Simmons R L, Lopez C, Balfour H, Kalis J, Rattazzi L C, Najarian J S
Ann Surg. 1974 Oct;180(4):623-34. doi: 10.1097/00000658-197410000-00028.
One-hundred thirty-two renal transplant recipients were systematically screened for viral infections and the findings correlated with the clinical course. One-hundred ten patients showed evidence of infection with herpesviruses and 89 patients showed laboratory evidence of infection with cytomegalovirus (CMV) uncomplicated by bacterial infections or technical complications. Patients without viral infections were usually asymptomatic. After recovery and development of anti-viral antibodies, most patients were asymptomatic despite the persistence of viral excretion in the urine. In contrast, the onset of viral infections were almost always accompanied by a significant clinical illness characterized by fever, leukopenia, and renal malfunction. Of 89 patients with cytomegalovirus infections, 83 survived at least three months. In these patients, the fever appeared to be self-limited and resolution of the fever was accompanied by increases in anti-CMV antibody.

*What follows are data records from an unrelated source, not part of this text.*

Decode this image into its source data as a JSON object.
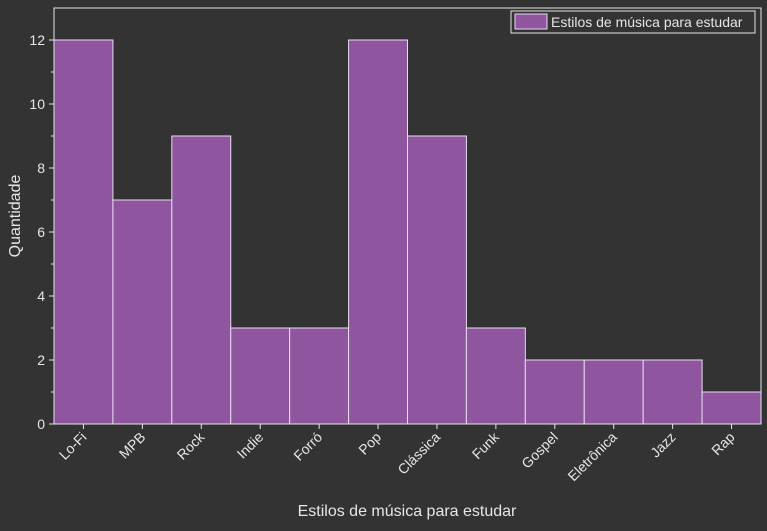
{
  "chart_data": {
    "type": "bar",
    "categories": [
      "Lo-Fi",
      "MPB",
      "Rock",
      "Indie",
      "Forró",
      "Pop",
      "Clássica",
      "Funk",
      "Gospel",
      "Eletrônica",
      "Jazz",
      "Rap"
    ],
    "series": [
      {
        "name": "Estilos de música para estudar",
        "values": [
          12,
          7,
          9,
          3,
          3,
          12,
          9,
          3,
          2,
          2,
          2,
          1
        ]
      }
    ],
    "xlabel": "Estilos de música para estudar",
    "ylabel": "Quantidade",
    "ylim": [
      0,
      13
    ],
    "yticks": [
      0,
      2,
      4,
      6,
      8,
      10,
      12
    ],
    "grid": false,
    "legend_position": "top-right"
  },
  "colors": {
    "background": "#333333",
    "bar_fill": "#8f559f",
    "bar_edge": "#e8dcf0",
    "axis": "#e6e6e6",
    "text": "#e6e6e6"
  }
}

Renal biopsies demonstrated typical rejection reactions in all the biopsied patients and renal malfunction usually responded to anti-rejection treatment. Six of the 89 patients with CMV infections died within a month of viral isolation. These patients could be distinguished from those who recovered by a decreased or absent antibody response to the virus, suppressed lymphocyte responses to mitogen in autochthonous blood, and absent histologic evidence of rejection in the renal allografts. Thus, two paradoxical responses to CMV infections are seen in transplant patients: In the relatively immunocompetent patient, the infection is associated with renal allograft rejection, a prompt antibody response to the virus, and recovery. The severely immunosuppressed patient cannot make an antibody response, does not exhibit allograft rejection as a cause of renal malfunction, he may be further immunosuppressed by the viral infection, and is susceptible to sequential opportunistic infections leading to death.

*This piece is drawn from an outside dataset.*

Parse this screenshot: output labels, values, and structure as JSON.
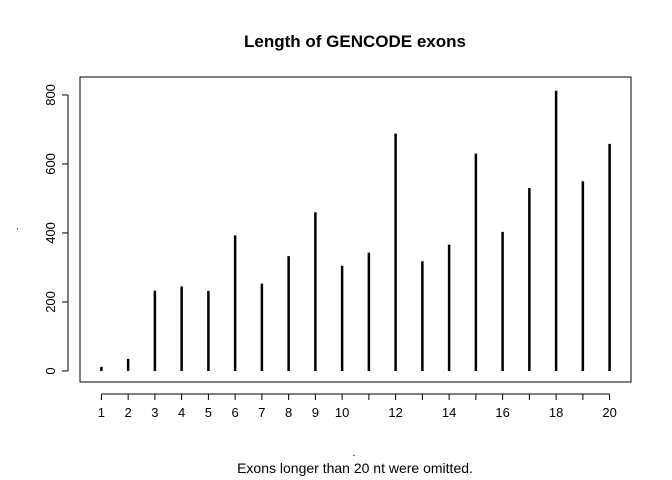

对132例肾移植受者进行了系统的病毒感染筛查,并将结果与临床病程相关联。110例患者有疱疹病毒感染的证据,89例患者有巨细胞病毒(CMV)感染的实验室证据,且未并发细菌感染或技术并发症。无病毒感染的患者通常无症状。在产生抗病毒抗体并恢复后,大多数患者尽管尿液中持续排出病毒,但仍无症状。相比之下,病毒感染的发作几乎总是伴有以发热、白细胞减少和肾功能不全为特征的严重临床疾病。在89例巨细胞病毒感染患者中,83例存活至少3个月。在这些患者中,发热似乎是自限性的,发热消退伴随着抗CMV抗体的增加。肾活检显示所有活检患者均有典型的排斥反应,肾功能不全通常对抗排斥治疗有反应。89例CMV感染患者中有6例在病毒分离后1个月内死亡。这些患者与康复患者的区别在于对病毒的抗体反应降低或缺失、自体血中淋巴细胞对有丝分裂原的反应受抑制以及肾移植中无排斥反应的组织学证据。因此,在移植患者中可见对CMV感染的两种矛盾反应:在相对免疫功能正常的患者中,感染与肾移植排斥反应、对病毒的迅速抗体反应和康复相关。严重免疫抑制的患者无法产生抗体反应,不表现出移植排斥作为肾功能不全的原因,他可能因病毒感染而进一步免疫抑制,并且易患导致死亡的相继机会性感染。